Friday, June 27, 2008

Good food and friends...

With my first week here coming to an end, I am slowly getting used to things. The major one is that not everyone speaks English, so making due is the name of the game. Everyone is actually apologetic about not speaking English which I find sad because I feel that I really should know their language if I'm going to be living in their country for a while. Regardless, the Turkish people seem to be very nice. Professor Bayram and her students have been very gracious and nice to me. I have gone to lunch with Damla two days in a row. The first day was with her two friends that are in the dept, and today with Zeynep, another girl in our research group. She is trying to expose me to as much Turkish food as possible. We were laughing that it's going to make us both fat.

As far as the food is concerned, everything is wonderful. I really haven't had food like this before. Whatever restaurant you go to here on campus, they seem to really pride themselves in giving you really great tasting food. The choices are always pretty extensive, and the portions are always large. The breakfasts here are different that in the States. Instead of having heavy meals that include anything but vegetables, here in Turkey breakfast consists of small sandwiches with goat cheese, tomatoes, and peppers, or slices of cheese with veggies with a roll. If you want something sweet, there are syrups to go with bagle looking breads. The one in the picture below has a dark and dense filling. It reminds me of something very similar in the States, but it's not coming to mind at the moment. Although, it does remind me of almonds, so maybe someone has a suggestion on what the filling is called.

I have had Turkish coffee the past few days. Turkish coffee is made with special tea makers in whcih water is boiled and pured over tea in a kettle and set to steep. These kettles have resting places on top of the vessel in which the water was boiled. When the tea is done steeping, you only pour enough tea to fill the bottom section of a special tea cup. The rest of the cup is then filled with water. Well, the first day, I didn't know you needed to add water. Today, I saw the woman in front of me add water, so I followed suit. Interestingly enough, it didn't seem to change the intensity of the tea.

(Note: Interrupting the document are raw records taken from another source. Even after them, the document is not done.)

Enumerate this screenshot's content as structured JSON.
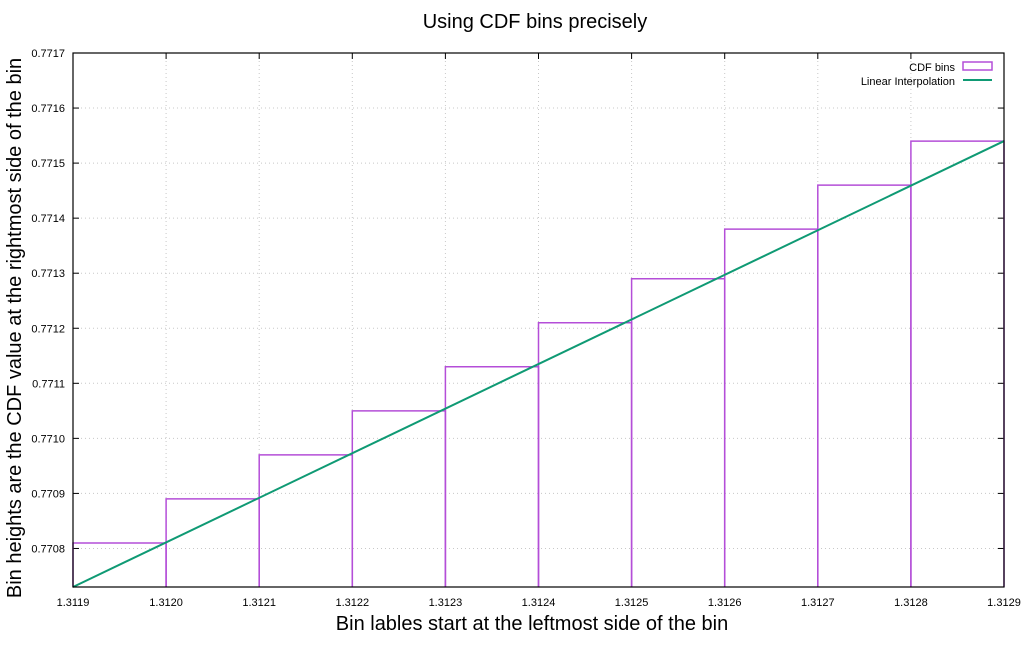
{
  "chart_data": {
    "type": "line",
    "title": "Using CDF bins precisely",
    "xlabel": "Bin lables start at the leftmost side of the bin",
    "ylabel": "Bin heights are the CDF value at the rightmost side of the bin",
    "xlim": [
      1.3119,
      1.3129
    ],
    "ylim": [
      0.77073,
      0.7717
    ],
    "x_ticks": [
      1.3119,
      1.312,
      1.3121,
      1.3122,
      1.3123,
      1.3124,
      1.3125,
      1.3126,
      1.3127,
      1.3128,
      1.3129
    ],
    "x_tick_labels": [
      "1.3119",
      "1.3120",
      "1.3121",
      "1.3122",
      "1.3123",
      "1.3124",
      "1.3125",
      "1.3126",
      "1.3127",
      "1.3128",
      "1.3129"
    ],
    "y_ticks": [
      0.7708,
      0.7709,
      0.771,
      0.7711,
      0.7712,
      0.7713,
      0.7714,
      0.7715,
      0.7716,
      0.7717
    ],
    "y_tick_labels": [
      "0.7708",
      "0.7709",
      "0.7710",
      "0.7711",
      "0.7712",
      "0.7713",
      "0.7714",
      "0.7715",
      "0.7716",
      "0.7717"
    ],
    "grid": true,
    "legend_position": "top-right",
    "series": [
      {
        "name": "CDF bins",
        "kind": "bins",
        "color": "#b44ed8",
        "bin_starts": [
          1.3119,
          1.312,
          1.3121,
          1.3122,
          1.3123,
          1.3124,
          1.3125,
          1.3126,
          1.3127,
          1.3128
        ],
        "bin_width": 0.0001,
        "values": [
          0.77081,
          0.77089,
          0.77097,
          0.77105,
          0.77113,
          0.77121,
          0.77129,
          0.77138,
          0.77146,
          0.77154
        ]
      },
      {
        "name": "Linear Interpolation",
        "kind": "line",
        "color": "#0f9a74",
        "x": [
          1.3119,
          1.3129
        ],
        "y": [
          0.77073,
          0.77154
        ]
      }
    ]
  }
}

For lunch, Damla insisted we go to a buffet on campus. It was really good! Going clockwise from the bottom left part of the dish is kisir (like tabbouleh), then flat bread filled with spiced ground lamb, a tomator, basil, and onion salad, a Dolma, a small spongy potato patty with rosemary, parsley, and mint mixed in, and the a stuffed mushroom. In the center of the dish was a very yummy eggplant dish that had a tomato base. All of this food was really yummy. For dessert, in the upper right is rice pudding. The version has a lot less rice and is more runny than the American versions of rice pudding. Zeynep got a dessert that I think was sweetened bulgar that has been squished into a ball. It was really good as well. Well, I'm falling asleep, so I'll try to post on the street signs around here tomorrow.